« Le dernier loup », film de Jean-Jacques Annaud, fait pénétrer le spectateur au cœur de l’immense steppe mongole, mais le scénario tombe dans la mièvrerie par excès d’autocensure.
Le film est inspiré par un best-seller en Chine, « le totem du loup », vendu à 20 millions d’exemplaires. L’auteur, Jiang Rong, raconte les deux années qu’il passa dans une tribu nomade mongole au moment de la révolution culturelle chinoise (1967). Il se passionna pour les loups, au point d’adopter un louveteau, ce qui ne pouvait que susciter des problèmes dans une société de bergers.
La réalisation du film a mobilisé de gros moyens : 20 chevaux, 1000 moutons, 25 loups, 50 dresseurs, 650 personnes sur le tournage, des drones… Le résultat, sur le plan du spectacle et de l’esthétique, est brillant. On retiendra en particulier les scènes où les loups, chassant en meute, rabattent un troupeau de gazelles vers un lac gelé où elles s’embourbent. A lendemain matin, le gibier est transformé en statues de glace émergeant d’une surface de miroir. C’est beau et émouvant.

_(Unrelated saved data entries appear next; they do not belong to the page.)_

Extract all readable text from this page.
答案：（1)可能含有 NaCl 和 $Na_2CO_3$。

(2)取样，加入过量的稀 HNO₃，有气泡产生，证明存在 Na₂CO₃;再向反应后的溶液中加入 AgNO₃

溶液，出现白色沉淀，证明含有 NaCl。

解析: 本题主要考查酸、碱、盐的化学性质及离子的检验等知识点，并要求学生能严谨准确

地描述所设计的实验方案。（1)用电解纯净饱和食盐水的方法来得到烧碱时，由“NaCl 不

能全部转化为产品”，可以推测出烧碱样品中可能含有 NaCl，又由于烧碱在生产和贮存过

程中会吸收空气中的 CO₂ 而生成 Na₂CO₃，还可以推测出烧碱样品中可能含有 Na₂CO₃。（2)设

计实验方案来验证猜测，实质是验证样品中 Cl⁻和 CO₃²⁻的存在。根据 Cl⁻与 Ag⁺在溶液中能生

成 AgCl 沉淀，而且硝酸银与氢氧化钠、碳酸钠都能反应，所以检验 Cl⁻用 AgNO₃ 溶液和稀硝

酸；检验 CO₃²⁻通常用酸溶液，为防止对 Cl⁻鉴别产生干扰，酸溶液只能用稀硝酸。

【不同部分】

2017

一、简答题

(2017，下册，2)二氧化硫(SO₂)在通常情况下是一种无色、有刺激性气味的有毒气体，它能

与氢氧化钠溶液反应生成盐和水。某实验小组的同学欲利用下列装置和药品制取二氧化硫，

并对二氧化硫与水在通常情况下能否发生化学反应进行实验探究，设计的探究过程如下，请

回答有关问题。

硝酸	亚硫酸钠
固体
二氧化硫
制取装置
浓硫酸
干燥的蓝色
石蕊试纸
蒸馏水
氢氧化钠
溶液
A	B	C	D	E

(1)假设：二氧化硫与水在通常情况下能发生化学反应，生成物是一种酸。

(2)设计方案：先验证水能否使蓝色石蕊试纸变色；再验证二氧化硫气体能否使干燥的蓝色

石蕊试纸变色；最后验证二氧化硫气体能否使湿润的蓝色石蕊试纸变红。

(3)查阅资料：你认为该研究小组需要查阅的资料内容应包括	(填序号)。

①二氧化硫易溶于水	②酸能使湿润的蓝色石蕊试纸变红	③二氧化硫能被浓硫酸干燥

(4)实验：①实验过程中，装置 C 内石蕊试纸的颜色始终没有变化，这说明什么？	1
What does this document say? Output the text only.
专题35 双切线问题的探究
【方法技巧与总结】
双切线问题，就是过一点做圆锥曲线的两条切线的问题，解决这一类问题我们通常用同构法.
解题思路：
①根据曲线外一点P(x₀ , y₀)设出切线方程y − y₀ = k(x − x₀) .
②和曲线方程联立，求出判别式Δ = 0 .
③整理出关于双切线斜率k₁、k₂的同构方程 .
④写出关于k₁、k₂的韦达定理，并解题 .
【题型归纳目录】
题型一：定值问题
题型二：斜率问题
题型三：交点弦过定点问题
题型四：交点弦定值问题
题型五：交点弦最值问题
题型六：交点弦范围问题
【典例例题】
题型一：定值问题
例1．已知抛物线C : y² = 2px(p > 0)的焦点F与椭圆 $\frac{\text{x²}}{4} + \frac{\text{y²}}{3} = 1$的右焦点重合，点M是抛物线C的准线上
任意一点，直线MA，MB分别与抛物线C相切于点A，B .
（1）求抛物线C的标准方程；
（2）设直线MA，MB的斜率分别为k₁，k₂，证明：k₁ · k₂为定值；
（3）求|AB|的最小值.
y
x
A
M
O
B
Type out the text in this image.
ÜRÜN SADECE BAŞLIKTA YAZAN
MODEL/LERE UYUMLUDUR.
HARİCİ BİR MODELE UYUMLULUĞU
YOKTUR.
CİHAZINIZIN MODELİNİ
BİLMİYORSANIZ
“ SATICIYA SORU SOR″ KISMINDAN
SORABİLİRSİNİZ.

Le message écologique du film passe bien. Les loups constituent une menace permanente pour la tribu et ses troupeaux. Mais ils sont aussi nécessaires à l’écosystème, car ils détruisent des rongeurs nuisibles. Aussi lorsque la tribu va au lac gelé prélever de la viande, elle prend soin d’en laisser une part suffisante pour les loups.
En revanche, lorsqu’il s’agit des relations entre les Chinois et les Mongols, le scénario et les acteurs s’enfoncent dans la mièvrerie. L’arrivée de colons chinois sédentaires qui massacreront les loups signe la fin programmée du mode de vie nomade, mais cet ethnocide est seulement effleuré et le méchant commissaire politique se laissera finalement attendrir par l’amour passionné que le héros, Chen Zen, tel Saint François, porte à nos frères les loups.
Les « jeunes instruits » de Pékin ne sont pas seulement envoyés en Mongolie intérieure pour apprendre à lire aux analphabètes : c’est le mandarin qu’ils leur enseignent, dans le cadre d’un projet de dissolution des identités nationales dans l’ensemble chinois. Cet aspect des choses échappe totalement au spectateur français. Non seulement, les Mongols et leurs hôtes instruits semblent n’avoir aucune difficulté pour communiquer, bien qu’en vérité ils ne parlent pas la même langue ; mais dans la version française, ils s’expriment en chœur dans la langue de Molière.
« Le dernier loup » aurait pu être un grand film. Mais l’autocensure le plonge dans l’insignifiance. C’est dommage.